Günlük Süt Üretimi ve Pazarlama
Günde yaklaşık 1 ton süt üretimi yapan Şentürk, bu sütleri Ankara’daki işletmesine satıyor. Bu başarı, onun emek ve sevgiyle yaptığı üretimin karşılığını almaya başlamasının en büyük göstergesi. Hayvancılık sektöründe para değil, sevgi ve emekle ilerlemenin önemine vurgu yapıyor.
Hayvancılık ve Gelişim Hikayesi
İşten uzaklaşıp hayvancılığa yönelmenin kendisine büyük mutluluk ve tatmin sağladığını belirten Şentürk, “Müteahhitlikte daha fazla para kazanabilirdim, ama insanlarla uğraşmaktan ve stresli ortamdan sıkıldım. Hayvanlara sevgiyle yaklaşmak, onları büyütmek ve korumak bana gerçekten huzur veriyor. Bu işi sevgiyle yapıyorum, para değil” diyerek duygularını dile getiriyor.
Çocuklarıyla Birlikte Tarım ve Gıda Eğitimi
Kendi gelişiminin yanı sıra çocuklarının eğitimine de büyük önem veren Şentürk, kendisi ve çocuklarının tarım ve gıda alanında eğitim aldığını belirtiyor. Çankırı merkezdeki evlerinde eğitimlerini sürdüren aile, yeni nesil tarımcı ve gıda uzmanları olarak ülke ekonomisine katkı sağlamayı hedefliyorlar. Salim Şentürk ise Çankırı’daki Tarım Meslek Lisesi ve Ankara Üniversitesi Ziraat Fakültesi Zootekni Bölümü’nde eğitimine devam ediyor.
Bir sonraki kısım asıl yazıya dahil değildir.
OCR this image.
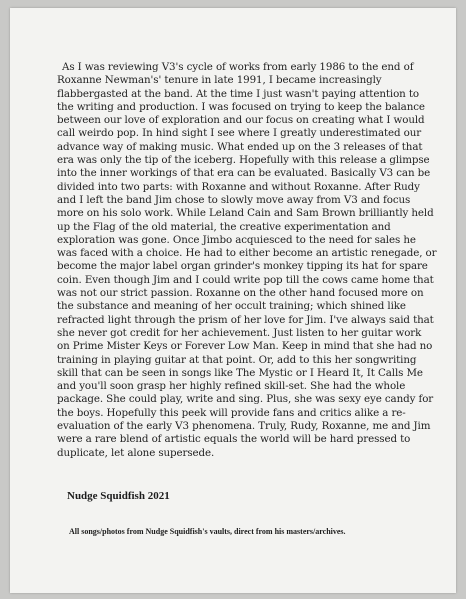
As I was reviewing V3's cycle of works from early 1986 to the end of Roxanne Newman's' tenure in late 1991, I became increasingly flabbergasted at the band. At the time I just wasn't paying attention to the writing and production. I was focused on trying to keep the balance between our love of exploration and our focus on creating what I would call weirdo pop. In hind sight I see where I greatly underestimated our advance way of making music. What ended up on the 3 releases of that era was only the tip of the iceberg. Hopefully with this release a glimpse into the inner workings of that era can be evaluated. Basically V3 can be divided into two parts: with Roxanne and without Roxanne. After Rudy and I left the band Jim chose to slowly move away from V3 and focus more on his solo work. While Leland Cain and Sam Brown brilliantly held up the Flag of the old material, the creative experimentation and exploration was gone. Once Jimbo acquiesced to the need for sales he was faced with a choice. He had to either become an artistic renegade, or become the major label organ grinder's monkey tipping its hat for spare coin. Even though Jim and I could write pop till the cows came home that was not our strict passion. Roxanne on the other hand focused more on the substance and meaning of her occult training; which shined like refracted light through the prism of her love for Jim. I've always said that she never got credit for her achievement. Just listen to her guitar work on Prime Mister Keys or Forever Low Man. Keep in mind that she had no training in playing guitar at that point. Or, add to this her songwriting skill that can be seen in songs like The Mystic or I Heard It, It Calls Me and you'll soon grasp her highly refined skill-set. She had the whole package. She could play, write and sing. Plus, she was sexy eye candy for the boys. Hopefully this peek will provide fans and critics alike a re-evaluation of the early V3 phenomena. Truly, Rudy, Roxanne, me and Jim were a rare blend of artistic equals the world will be hard pressed to duplicate, let alone supersede.

Nudge Squidfish 2021

All songs/photos from Nudge Squidfish's vaults, direct from his masters/archives.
Üniversite Hayali ve Gelişim Süreci
40 yaşını aşmasına rağmen öğrenmeye olan tutkusunu hiç kaybetmeyen Şentürk, kendisini sürekli geliştirmeye devam ediyor. “Ben bu işe başladıktan sonra üniversiteye girdim ve iki yıl eğitim aldım. Eğer şansım varsa dört yıllık ziraat fakültesini de bitireceğim. Hedefim, tarım ve hayvancılık alanında uzmanlaşmak ve daha bilgili bir çiftçi olmaktır” diyerek kendisini motive ediyor.
Gençlere Tavsiyeleri ve Gelecek Planları
Gençlere yönelik tavsiyelerinde, kendi işlerini kurmanın ve devlet destekli hibe programlarından faydalanmanın önemini vurguluyor. “Gençler, maaşlı işlerden çok, kendi işlerinin patronu olmayı tercih etmelidir. Bu meslekte sevgi ve emek çok önemli. Bu işi yaparken mutlu olursanız, başarı kaçınılmaz olur” diyor. Ayrıca, memleketine ve köyüne olan bağlılığını da her fırsatta dile getiriyor.
Oğlunun ve Hayvanların Durumu
Salim Şentürk, Çankırı’da Tarım Meslek Lisesi ve Ankara Üniversitesi Ziraat Fakültesi Zootekni Bölümü’nde eğitimine devam ederek, ailesinin hayvancılık sektöründeki gelişimine katkı sağlıyor. Hayvanlara büyük bir sevgiyle yaklaştığını söyleyen Salim, “Hayvanların sağlığıyla ben ilgileniyorum. Bu mesleği seviyorum ve bu sayede kendimi geliştirmeye devam ediyorum” ifadelerini kullanıyor. Bu ailenin hikayesi, sevgi ve emekle tarım sektöründe başarıya ulaşmanın güzel bir örneği olarak gösteriliyor.